Method 5: Install Apps Offline
Microsoft has introduced an offline app installation method for those users who don’t have a Windows Store account, those who do not have Active Directory account and the employees of those organizations which use imaging for managing devices. Such apps do need an offline license and can be obtained by checking the box named “Allow disconnected (offline) licensing for organizations” at the time of obtaining the license for an application.
Offline apps are used to distribute over a network such as the network of an organization. Apps can also be deployed on devices which are not connected to the internet. For deploying an offline app to a device, the following files are required:
The framework can be downloaded from the store. The framework is used to support the app package, and only one copy of the framework is required for an app.
App licenses are of two types – encoded and unencoded. Encoded licenses are purchased when an app is distributed over MDM server or when imaging is used. The unencoded license is used when transferring apps using DISM (Deployment Image Servicing and Management). While downloading an app, select the type of license and select the option “Generate Licenses” and download the license.
Metadata includes app ID, details of the app, and similar items. When the organization downloads the app from the store, choose a language to download the metadata.

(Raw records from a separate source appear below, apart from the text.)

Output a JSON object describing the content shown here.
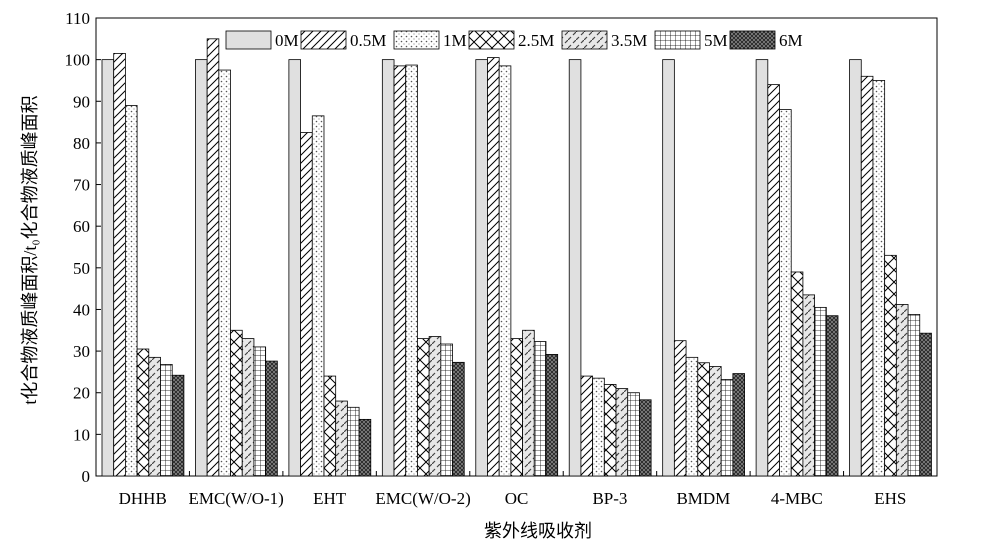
{
  "chart_data": {
    "type": "bar",
    "xlabel": "紫外线吸收剂",
    "ylabel": "t化合物液质峰面积/t₀化合物液质峰面积",
    "ylim": [
      0,
      110
    ],
    "yticks": [
      0,
      10,
      20,
      30,
      40,
      50,
      60,
      70,
      80,
      90,
      100,
      110
    ],
    "legend_position": "top-right",
    "categories": [
      "DHHB",
      "EMC(W/O-1)",
      "EHT",
      "EMC(W/O-2)",
      "OC",
      "BP-3",
      "BMDM",
      "4-MBC",
      "EHS"
    ],
    "series": [
      {
        "name": "0M",
        "pattern": "plain-gray",
        "values": [
          100,
          100,
          100,
          100,
          100,
          100,
          100,
          100,
          100
        ]
      },
      {
        "name": "0.5M",
        "pattern": "diagonal",
        "values": [
          101.5,
          105,
          82.5,
          98.5,
          100.5,
          24,
          32.5,
          94,
          96
        ]
      },
      {
        "name": "1M",
        "pattern": "dotted",
        "values": [
          89,
          97.5,
          86.5,
          98.7,
          98.5,
          23.5,
          28.5,
          88,
          95
        ]
      },
      {
        "name": "2.5M",
        "pattern": "crosshatch-diagonal",
        "values": [
          30.5,
          35,
          24,
          33,
          33,
          22,
          27.2,
          49,
          53
        ]
      },
      {
        "name": "3.5M",
        "pattern": "dashed-diagonal",
        "values": [
          28.5,
          33,
          18,
          33.5,
          35,
          21,
          26.3,
          43.5,
          41.2
        ]
      },
      {
        "name": "5M",
        "pattern": "grid",
        "values": [
          26.8,
          31,
          16.5,
          31.7,
          32.3,
          20,
          23.2,
          40.5,
          38.8
        ]
      },
      {
        "name": "6M",
        "pattern": "dense-crosshatch",
        "values": [
          24.2,
          27.6,
          13.6,
          27.3,
          29.2,
          18.3,
          24.6,
          38.5,
          34.3
        ]
      }
    ]
  }
}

App packages are those which contain all the files related to an app. Different app packages are available in the store for different combinations of devices and platforms.
There are three options available for distributing an offline app. They are given below:
Deployment Image Servicing and Management (DISM)
DISM (DISM.exe) is a command-line tool in Windows that is used to run Windows services before they are deployed. DISM can be used to install, uninstall, update or configure Windows features.
To show usage of DISM, an example script is shown below (not related to app deployment). In newer operating systems such as Windows 8.1 and Windows 10, older versions of .NET (for example, dotNet 3) is not installed automatically and needs to be downloaded manually from the internet. To install this feature offline, the following script is used:
Dism.exe /online /enable-feature /featurename:NetFX3 /All /Source:driveletter:\sources\sxs /LimitAccess
where ‘driveletter’ represents the drive letter of the Windows installation disc.
Imaging and Configuration Designer (ICD)
ICD is a GUI tool that is used to make customize and provision Windows images easy. ICD can create a provisioning answer file. An answer file is a file that contains settings that are used when setting up Windows. The answer file is an XML file.
Enterprise app distribution with MDM was explained before.